$\newcommand\rad{\operatorname{rad}}$When reading about the construction of Gabriels Ext-quiver, I often read somethink like the following. Let $A$ be a f.d. algebra over an algebraically closed field. Then its Ext quiver $Q$ is either
- the quiver with vertices corresponding to isoclasses of simple $A$-modules $S$ and $\dim \operatorname{Ext}^1(S_j,S_i)$ many arrows $S_i \to S_j$, or
- the quiver with vertices corresponding to isoclasses of indecomposable projective $A$-modules $P$ and $\dim \operatorname{Hom}(P_i, \rad P_j/\rad^2 P_j)$ many arrows $P_i \to P_j$.
I assume that $P_i$ is the projective cover of $L_i$ for all $i$. The statement that both dimensions coincide is stated e.g. here.

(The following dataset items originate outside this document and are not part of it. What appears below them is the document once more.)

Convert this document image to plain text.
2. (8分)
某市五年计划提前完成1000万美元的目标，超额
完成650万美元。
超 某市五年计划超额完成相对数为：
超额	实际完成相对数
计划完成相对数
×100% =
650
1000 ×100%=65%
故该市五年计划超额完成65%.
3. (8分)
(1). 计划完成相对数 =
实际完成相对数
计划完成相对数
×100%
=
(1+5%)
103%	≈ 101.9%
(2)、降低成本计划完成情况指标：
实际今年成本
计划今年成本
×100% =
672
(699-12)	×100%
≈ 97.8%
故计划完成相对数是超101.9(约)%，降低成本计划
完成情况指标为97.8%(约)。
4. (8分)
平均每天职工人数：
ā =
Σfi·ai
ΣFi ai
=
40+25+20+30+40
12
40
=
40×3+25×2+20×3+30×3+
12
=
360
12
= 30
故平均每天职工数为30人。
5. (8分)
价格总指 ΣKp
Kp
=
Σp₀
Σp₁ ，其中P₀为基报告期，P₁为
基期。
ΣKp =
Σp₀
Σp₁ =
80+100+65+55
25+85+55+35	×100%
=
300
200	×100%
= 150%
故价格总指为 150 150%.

My question is why $\dim \operatorname{Ext}^1(S_j,S_i) = \dim \operatorname{Hom}(P_i, \rad P_j/\rad^2 P_j)$. Are they isomorphic as vector spaces?
Additionally, I'd like to know a reference to Gabriel's theorem, saying that every finite dimensional (basic?) algebra is isomorphic to its Ext-quiver modulo an ideal generated by paths of length at least two. The theorem is also stated here – alas, I cannot find a copy of his indecomposable representations ii.
Both statements together made me wonder if $\operatorname{Ext}^*(\bigoplus_i S_i) \cong \operatorname{Hom}(\bigoplus_i P_i)$ as algebras. Is that true for e.g. basic $A$?